= Huiminglu =

Defunct Chinese anarchist magazine

Huiminglu (《晦鸣录》 (《晦鳴錄》, huìmíng lù, Cock Crow Journal)), also titled with Pingminzhisheng (《平民之声》 (《平民之聲》, Voice of the Common People)), later known as Minsheng (《民声》 (《民聲》, mínshēng, Voice of the People); Esperanto: La Voco de la popolo) was the organ magazine published by the Cock-Crow Society, an anarchist society founded by Liu Shifu. A leading anarchist weekly magazine in the 1910s, the magazine was established in 1913, and changed its name to Minsheng the following year.

==History==
In 1912, Liu Shifu co-founded the Cock-Crow Society in Guangzhou. In August, Liu founded the magazine, drafted the preface to the first volume and declared his political platform to be "communism, anti-militarism, anarcho-syndicalism, anti-religion and anti-family, vegetarianism, unification of language, and the great harmony of all countries." As Yuan Shikai became the first President of the Republic of China and attempted to seize more power, the magazine attracted the attention of the government.

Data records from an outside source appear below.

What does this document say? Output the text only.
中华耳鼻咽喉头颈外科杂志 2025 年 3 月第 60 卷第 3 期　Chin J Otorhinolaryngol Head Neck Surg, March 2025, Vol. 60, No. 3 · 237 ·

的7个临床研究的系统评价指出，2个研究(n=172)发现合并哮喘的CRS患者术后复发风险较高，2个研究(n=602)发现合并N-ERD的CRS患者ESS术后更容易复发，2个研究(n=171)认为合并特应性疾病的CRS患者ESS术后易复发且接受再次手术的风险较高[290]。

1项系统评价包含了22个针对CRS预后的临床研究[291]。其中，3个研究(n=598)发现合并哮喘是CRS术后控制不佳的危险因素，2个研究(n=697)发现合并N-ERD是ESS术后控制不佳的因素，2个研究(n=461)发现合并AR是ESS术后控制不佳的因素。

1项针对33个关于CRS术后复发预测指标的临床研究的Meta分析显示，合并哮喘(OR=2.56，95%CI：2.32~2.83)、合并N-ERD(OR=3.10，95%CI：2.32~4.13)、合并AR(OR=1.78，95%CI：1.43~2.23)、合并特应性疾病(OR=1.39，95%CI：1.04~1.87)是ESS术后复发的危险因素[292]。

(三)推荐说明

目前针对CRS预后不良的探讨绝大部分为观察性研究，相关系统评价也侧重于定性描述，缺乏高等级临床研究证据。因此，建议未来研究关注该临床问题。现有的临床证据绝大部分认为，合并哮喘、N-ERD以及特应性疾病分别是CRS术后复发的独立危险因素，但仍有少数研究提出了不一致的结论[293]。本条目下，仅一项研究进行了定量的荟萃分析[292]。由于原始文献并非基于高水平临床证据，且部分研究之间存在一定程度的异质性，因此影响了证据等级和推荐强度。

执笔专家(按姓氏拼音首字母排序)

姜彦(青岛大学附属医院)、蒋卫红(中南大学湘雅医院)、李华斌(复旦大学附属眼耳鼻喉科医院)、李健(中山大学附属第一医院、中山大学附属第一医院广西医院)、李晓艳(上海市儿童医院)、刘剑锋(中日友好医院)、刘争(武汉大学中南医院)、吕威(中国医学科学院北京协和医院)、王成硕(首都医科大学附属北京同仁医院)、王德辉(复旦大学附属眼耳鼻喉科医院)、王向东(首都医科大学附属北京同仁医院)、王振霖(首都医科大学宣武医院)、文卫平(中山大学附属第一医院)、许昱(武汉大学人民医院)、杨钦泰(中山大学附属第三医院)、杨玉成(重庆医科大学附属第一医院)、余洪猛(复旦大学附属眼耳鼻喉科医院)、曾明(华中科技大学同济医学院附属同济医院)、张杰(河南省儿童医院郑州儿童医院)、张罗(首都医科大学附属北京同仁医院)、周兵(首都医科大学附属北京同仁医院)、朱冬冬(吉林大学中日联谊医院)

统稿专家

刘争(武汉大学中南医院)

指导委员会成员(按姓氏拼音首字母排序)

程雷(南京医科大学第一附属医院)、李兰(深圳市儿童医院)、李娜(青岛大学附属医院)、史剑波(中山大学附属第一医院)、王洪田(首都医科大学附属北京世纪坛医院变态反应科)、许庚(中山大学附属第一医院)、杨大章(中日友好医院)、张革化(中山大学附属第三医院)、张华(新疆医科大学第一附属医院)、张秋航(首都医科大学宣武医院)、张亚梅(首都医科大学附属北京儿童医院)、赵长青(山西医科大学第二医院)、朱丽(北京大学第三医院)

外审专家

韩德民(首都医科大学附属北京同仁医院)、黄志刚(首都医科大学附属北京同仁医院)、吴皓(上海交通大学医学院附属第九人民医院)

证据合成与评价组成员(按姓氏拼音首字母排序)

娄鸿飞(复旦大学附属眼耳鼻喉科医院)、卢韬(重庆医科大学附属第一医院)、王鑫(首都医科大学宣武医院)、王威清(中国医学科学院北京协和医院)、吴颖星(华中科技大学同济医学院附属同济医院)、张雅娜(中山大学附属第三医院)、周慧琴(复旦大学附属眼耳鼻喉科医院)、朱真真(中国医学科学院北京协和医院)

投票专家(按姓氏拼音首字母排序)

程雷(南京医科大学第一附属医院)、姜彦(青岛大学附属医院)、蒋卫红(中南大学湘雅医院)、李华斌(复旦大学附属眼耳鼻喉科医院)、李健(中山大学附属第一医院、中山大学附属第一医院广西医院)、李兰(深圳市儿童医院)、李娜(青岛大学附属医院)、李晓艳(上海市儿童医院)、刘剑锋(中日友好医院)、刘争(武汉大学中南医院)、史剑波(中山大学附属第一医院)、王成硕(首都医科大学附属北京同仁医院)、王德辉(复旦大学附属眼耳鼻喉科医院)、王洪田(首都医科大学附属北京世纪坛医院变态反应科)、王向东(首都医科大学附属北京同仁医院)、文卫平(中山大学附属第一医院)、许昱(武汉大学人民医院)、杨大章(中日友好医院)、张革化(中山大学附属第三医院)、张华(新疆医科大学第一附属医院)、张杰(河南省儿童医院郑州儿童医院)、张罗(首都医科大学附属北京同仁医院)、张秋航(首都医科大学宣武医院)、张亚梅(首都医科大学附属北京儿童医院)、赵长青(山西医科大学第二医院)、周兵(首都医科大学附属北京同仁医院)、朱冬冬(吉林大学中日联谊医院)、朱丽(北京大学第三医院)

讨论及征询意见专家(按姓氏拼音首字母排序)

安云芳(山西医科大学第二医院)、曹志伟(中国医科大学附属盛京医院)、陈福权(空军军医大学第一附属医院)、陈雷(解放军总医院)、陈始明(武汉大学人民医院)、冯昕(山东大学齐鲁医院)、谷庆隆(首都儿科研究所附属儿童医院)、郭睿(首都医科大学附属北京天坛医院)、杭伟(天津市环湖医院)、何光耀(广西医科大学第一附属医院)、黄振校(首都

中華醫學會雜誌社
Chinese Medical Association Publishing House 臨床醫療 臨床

In July 1913, the magazine as well as the society was ordered to suspend by Long Jiguang, governor of Guangdong. One month later, Liu re-established and renamed the magazine in Macau.

The magazine was thought to contribute the ideological development of labor movement in China, as it criticized the state socialism advocated by Sun Yat-sen and Jiang Kanghu, arguing social revolution could only be carried by common people.

Though moving to Macau in 1913, the magazine moved to the Shanghai International Settlement under the pressure of the Portuguese Macau government again after publishing another two issues. The magazine stopped its publication in 1916 after Liu's death, and re-opened and then stopped again in 1921.